According to the Stuttgart-based automaker, the 911 RSR has new components all-around. The suspension, body, aerodynamics, engine and transmissions were all designed from the ground up.

Rear quarter of the Porsche 911 RSR

“While retaining the typical 911 design, this is the biggest evolution by now in the history of our top GT model,” said Dr. Frank Steffen Walliser, head of Porsche Motorsport.

As mentioned earlier, Porsche engineers were able to place the engine in front of the rear axle. Not only were they able to balance weight distribution, it also allowed engineers to place a large rear diffuser, along with a top-mounted rear wing adopted from the LMP1 racecar to improve downforce.

In addition, the 911 RSR has an all-carbon fiber body. The body panels can also be easily removed/replaced with the use of quick-release fasteners. Size-wise, the 911 RSR measures 4,557mm long (no wing, diffuser and splitter), 2,048mm wide (rear axle) and has a wheelbase of 2,516mm.

Over to its engine, the 4.0-liter naturally-aspirated flat-six is lightweight and benefits from direct injection and a rigid valve drive. Other details about the engine were not revealed but Porsche did mention it can deliver 510 PS, depending on the size of the air intake restrictor. It is then married to a 6-speed sequential gearbox that comes with a locking rear differential.

Aboard the Porsche 911 RSR's cockpit

The front and rear suspensions, on the other hand, are comprised of double wishbones that come with four-way vibration damper, twin coil setup, anti-roll bars and adjustable by-blade positions. Stopping power is provided by 390mm ventilated steel discs at the front and smaller 355mm solid discs at the back. Both are clamped by one-piece aluminum racing calipers, with the front benefitting from six-pistons while the rear gets four-pistons.

Delivering grip is a set of Michelin slick racing tires while all corners get 18-inch one-piece forged alloy wheels.

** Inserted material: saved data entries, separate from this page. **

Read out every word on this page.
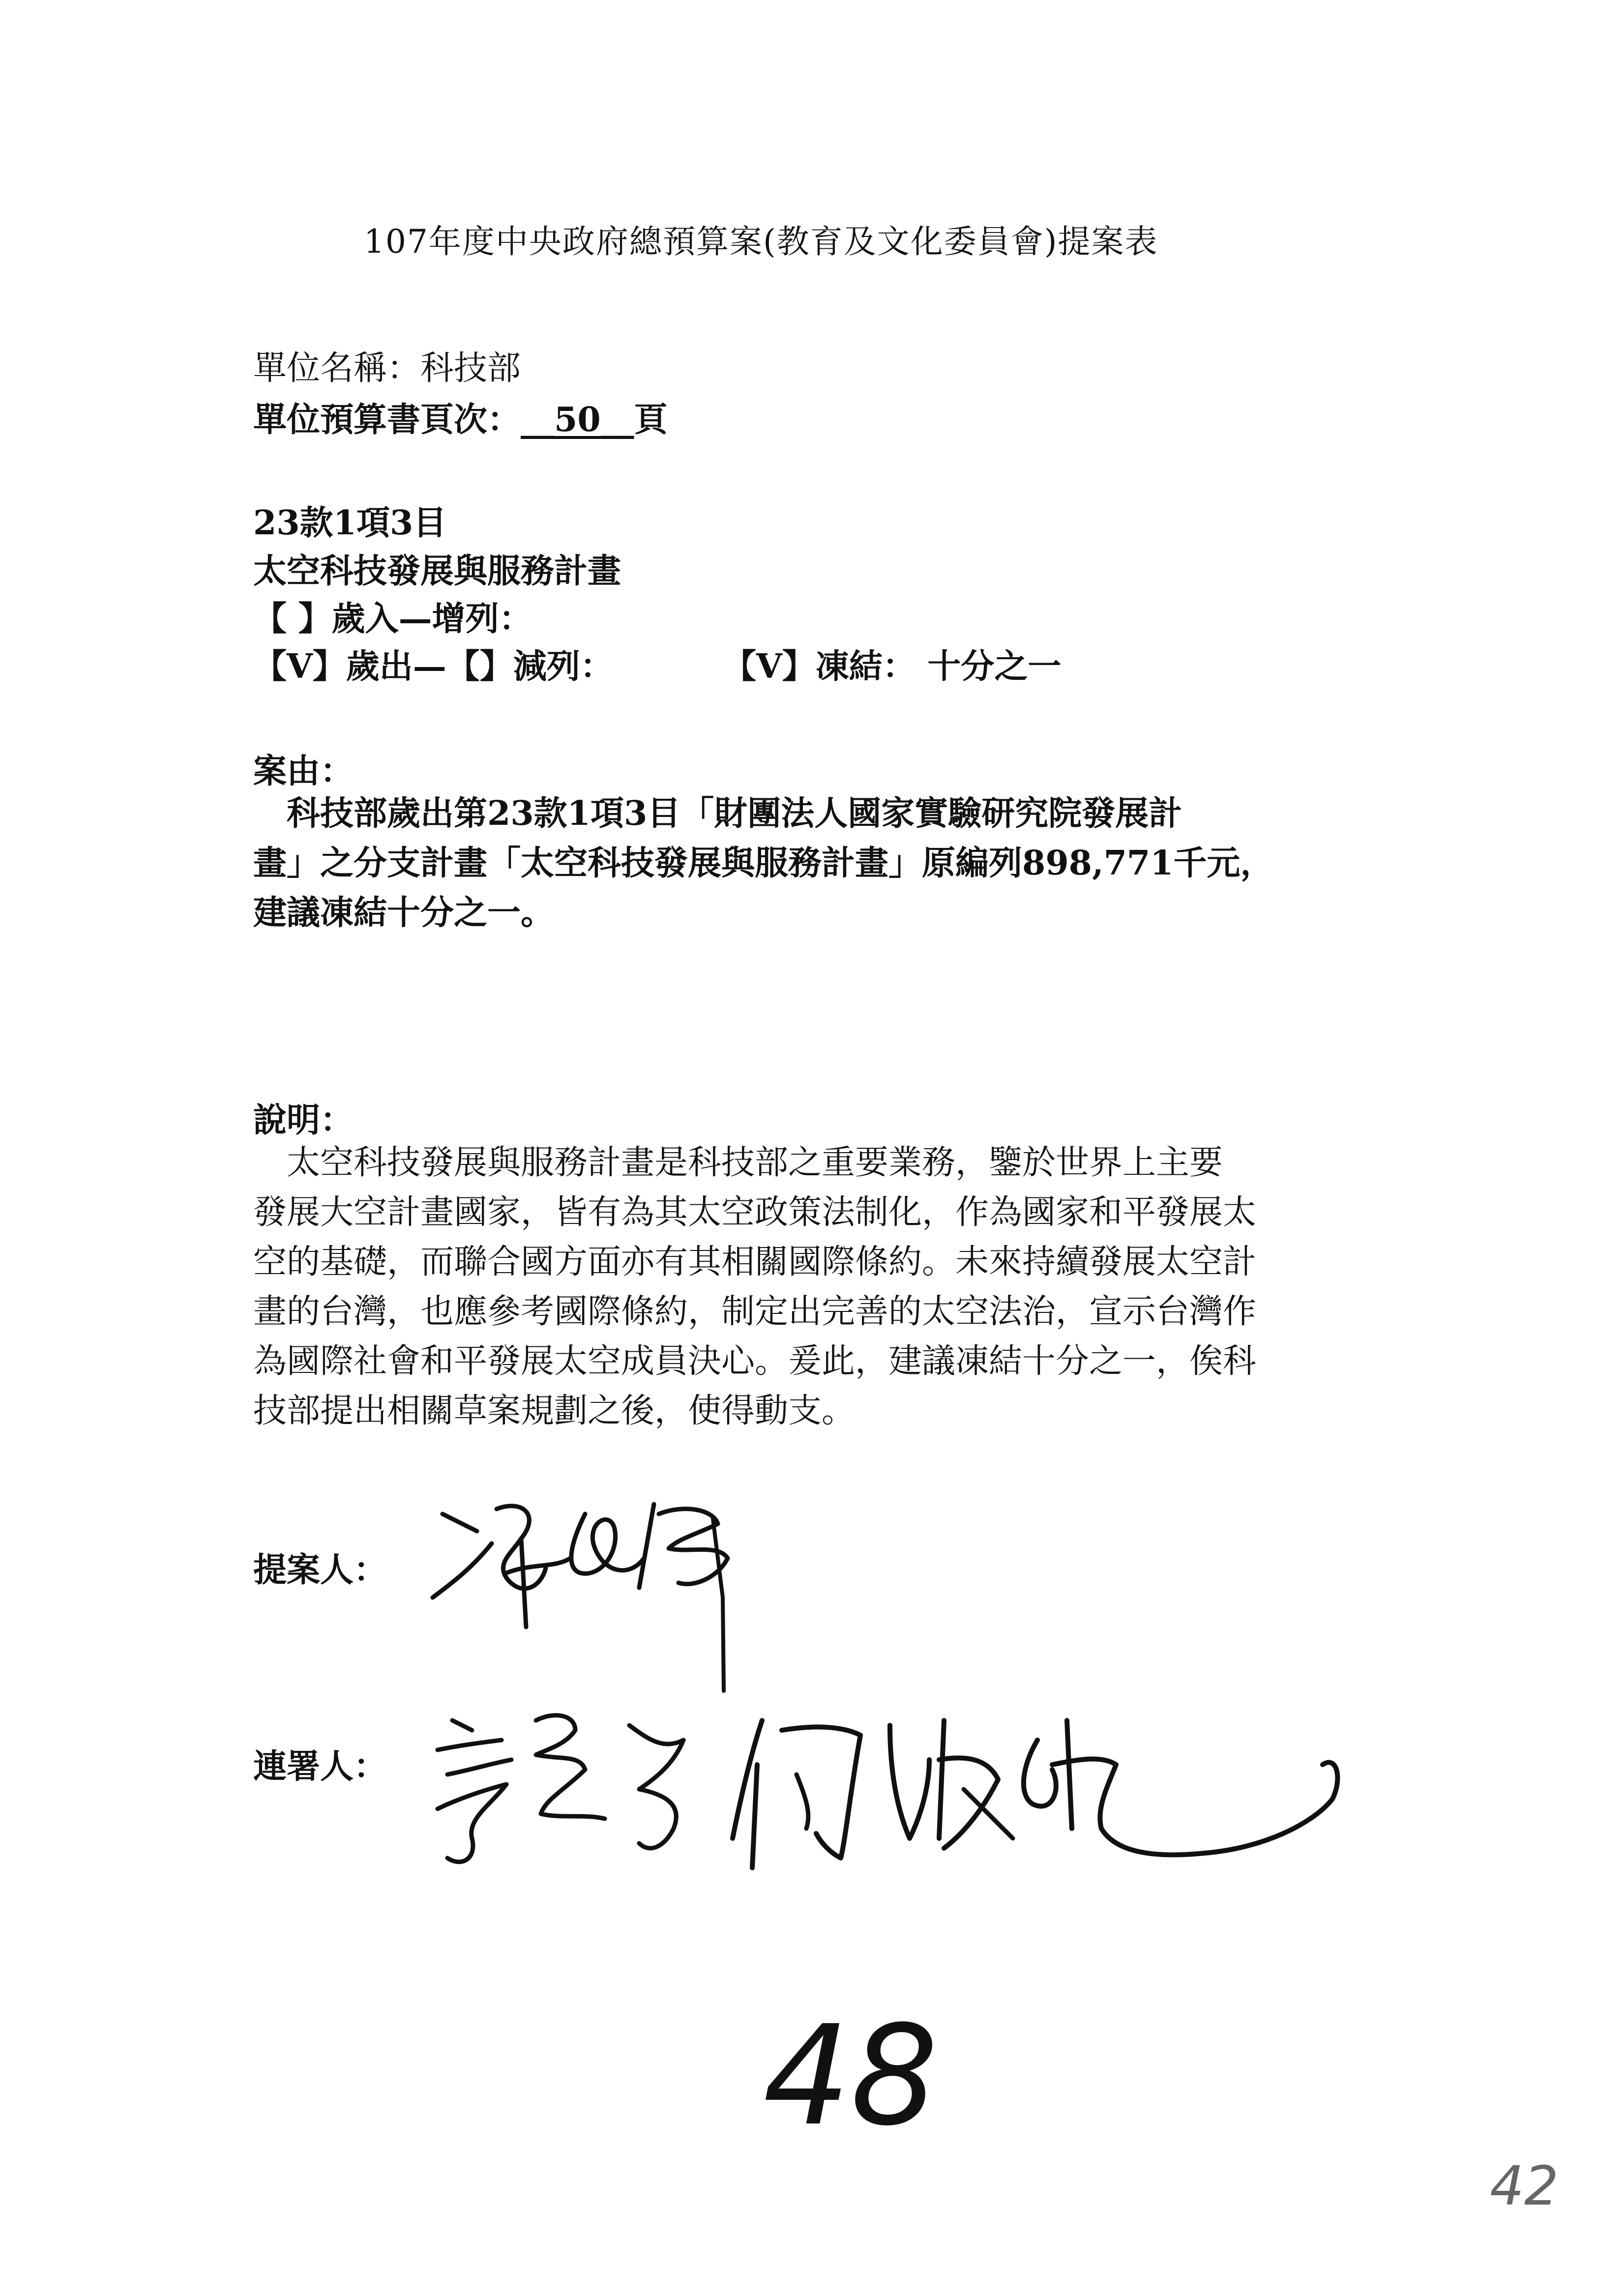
107年度中央政府總預算案(教育及文化委員會)提案表
單位名稱：科技部
單位預算書頁次：__50__頁
23款1項3目
太空科技發展與服務計畫
【 】歲入—增列：
【V】歲出—【】減列：	【V】凍結： 十分之一
案由：
　科技部歲出第23款1項3目「財團法人國家實驗研究院發展計
畫」之分支計畫「太空科技發展與服務計畫」原編列898,771千元，
建議凍結十分之一。
說明：
　太空科技發展與服務計畫是科技部之重要業務，鑒於世界上主要
發展大空計畫國家，皆有為其太空政策法制化，作為國家和平發展太
空的基礎，而聯合國方面亦有其相關國際條約。未來持續發展太空計
畫的台灣，也應參考國際條約，制定出完善的太空法治，宣示台灣作
為國際社會和平發展太空成員決心。爰此，建議凍結十分之一，俟科
技部提出相關草案規劃之後，使得動支。
提案人：
連署人：
48
42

Inside, the 911 RSR has a full FIA roll cage, along with a racing bukcet seat, race harnesses, a unique steering wheel with a multitude of controls and adjustable pedals.

Sleek profile of the Porsche 911 RSR

For safety, the 911 RSR has the Collission Avoidance System. It uses a radar-based system which can warn drivers of fast-approaching vehicles. It is intended to alert drivers before changing lanes in case they have to overtake or avoid other cars.

The Porsche 911 RSR will make its racing debut at the 2017 24 Hours of Daytona on January 28.